VI

La viuda de Kersen trabajaba en el jardincito de detrás de su casa.

El edificio en que vivían no era de su propiedad. Pertenecía al mismo propietario de la casa Reiman. Por lo menos, así parecía, pues la casa se hallaba hipotecada por unos treinta mil marcos, que era aproximadamente la mitad de su valor.

La señora Kersen, para poder vivir, se había visto obligada a subarrendar parte de su casa; y con esto y un pequeño capital que heredara de sus padres, vivía honestamente.

Desde la llegada de su hermano el Cónsul Rasmussen, había procurado ella poner más orden en su casita. Él, como ya dijimos, no se había alojado en casa de su hermana, sino en un hotel de la ciudad; pero no había dejado de ir a verla todos los días. Solo los dos o tres últimos, no había ido por casa de su hermana.

La señora Kersen se había puesto un sombrero de alas anchas mientras trabajaba, para defenderse de los rayos solares, algo fuertes por la estación. Había estado ocupándose en limpiar los árboles, de orugas, y quería después hacer un ramo de flores para adornar su casa.

Su pensamiento la hizo recordar, mientras contemplaba las flores, la felicidad de otros días pasados y la apartó un momento de aquel lugar, cuando una suave voz que dejaba adivinar la juventud y la bondad, la hizo volver a la realidad.

—Madre, madrecita, ¿dónde estás?

La señora Kersen se sobresaltó un tanto y volviéndose en la dirección de que partía la voz, contestó:

—Ya voy, hijita; aquí estoy.

Y mientras así hablaba se encaminó al encuentro de su hija a mitad del camino.

El semblante de Elsa resplandecía de alegría.

—Mamá, he tenido una lección encantadora. Bernardo me ha descrito algo de España, las montañas de Cataluña, con tan vivos colores, que me parecía verlas;

sobre todo, Montserrat, con sus formas fantásticas que parece hayan sido modeladas por gigantes milenarios. Me han pintado también la ciudad de Barcelona con sus alrededores llenos de elegantes residencias y muy especialmente el Tibidabo.

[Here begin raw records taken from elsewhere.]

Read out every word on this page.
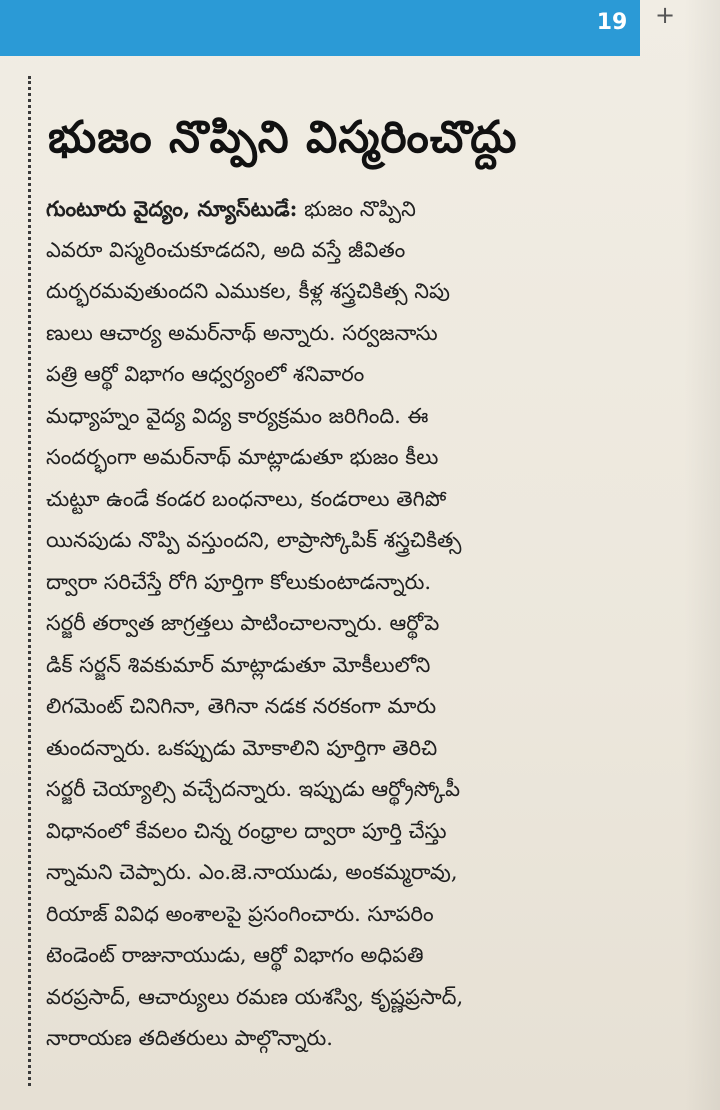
19 +
భుజం నొప్పిని విస్మరించొద్దు
గుంటూరు వైద్యం, న్యూస్‌టుడే: భుజం నొప్పిని
ఎవరూ విస్మరించుకూడదని, అది వస్తే జీవితం
దుర్భరమవుతుందని ఎముకల, కీళ్ల శస్త్రచికిత్స నిపు
ణులు ఆచార్య అమర్‌నాథ్ అన్నారు. సర్వజనాసు
పత్రి ఆర్థో విభాగం ఆధ్వర్యంలో శనివారం
మధ్యాహ్నం వైద్య విద్య కార్యక్రమం జరిగింది. ఈ
సందర్భంగా అమర్‌నాథ్ మాట్లాడుతూ భుజం కీలు
చుట్టూ ఉండే కండర బంధనాలు, కండరాలు తెగిపో
యినపుడు నొప్పి వస్తుందని, లాప్రాస్కోపిక్ శస్త్రచికిత్స
ద్వారా సరిచేస్తే రోగి పూర్తిగా కోలుకుంటాడన్నారు.
సర్జరీ తర్వాత జాగ్రత్తలు పాటించాలన్నారు. ఆర్థోపె
డిక్ సర్జన్ శివకుమార్ మాట్లాడుతూ మోకీలులోని
లిగమెంట్ చినిగినా, తెగినా నడక నరకంగా మారు
తుందన్నారు. ఒకప్పుడు మోకాలిని పూర్తిగా తెరిచి
సర్జరీ చెయ్యాల్సి వచ్చేదన్నారు. ఇప్పుడు ఆర్థ్రోస్కోపీ
విధానంలో కేవలం చిన్న రంధ్రాల ద్వారా పూర్తి చేస్తు
న్నామని చెప్పారు. ఎం.జె.నాయుడు, అంకమ్మరావు,
రియాజ్ వివిధ అంశాలపై ప్రసంగించారు. సూపరిం
టెండెంట్ రాజునాయుడు, ఆర్థో విభాగం అధిపతి
వరప్రసాద్, ఆచార్యులు రమణ యశస్వి, కృష్ణప్రసాద్,
నారాయణ తదితరులు పాల్గొన్నారు.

Bernardo tiene un talento para contarme todas estas cosas, que realmente hace que las vea.

—Pero, hija mía, si Bernardo no ha salido jamás de Alemania...

—Sí, es verdad; pero Bernardo ha tenido, según me cuenta, largas conversaciones con mi tío, sobre esta Montaña, hasta que le ha propuesto un viaje a Cataluña.

Esta Montaña de Montserrat es la que aparece en la ópera de Parsifal, de Wagner, cuya partitura toco con más entusiasmo, desde que Bernardo me ha relatado la importancia de aquel Monte en la ópera. Además, tiene un íntimo amigo de aquel país que se lo ha descripto con todo el ardimiento de que es capaz un meridional y con el cariño de un patriota. Tú ya sabes la imaginación que tiene Bernardo y lo bien que se le quedan impresos todos los detalles. No te puedes figurar lo feliz que me hace Bernardo cuando me cuenta todas estas cosas. ¡Lástima que Bernardo no pueda estar aquí esta noche con mi tío! ¡Somos tan felices cuando estamos todos reunidos!

—No debes, querida mía, distraer tanto tiempo a Bernardo; ya sabes que se prepara para su examen. Esta reconvención dulce, la hizo la madre con amargura; ella también temía un corazón que lo comprendía todo...

Las atenciones para el hermano, habían distraído un tanto a la señora de Kersen, en las últimas semanas.

El Rosa-Cruz había recibido muchas invitaciones, ya de sociedades científicas, ya de casas de particulares.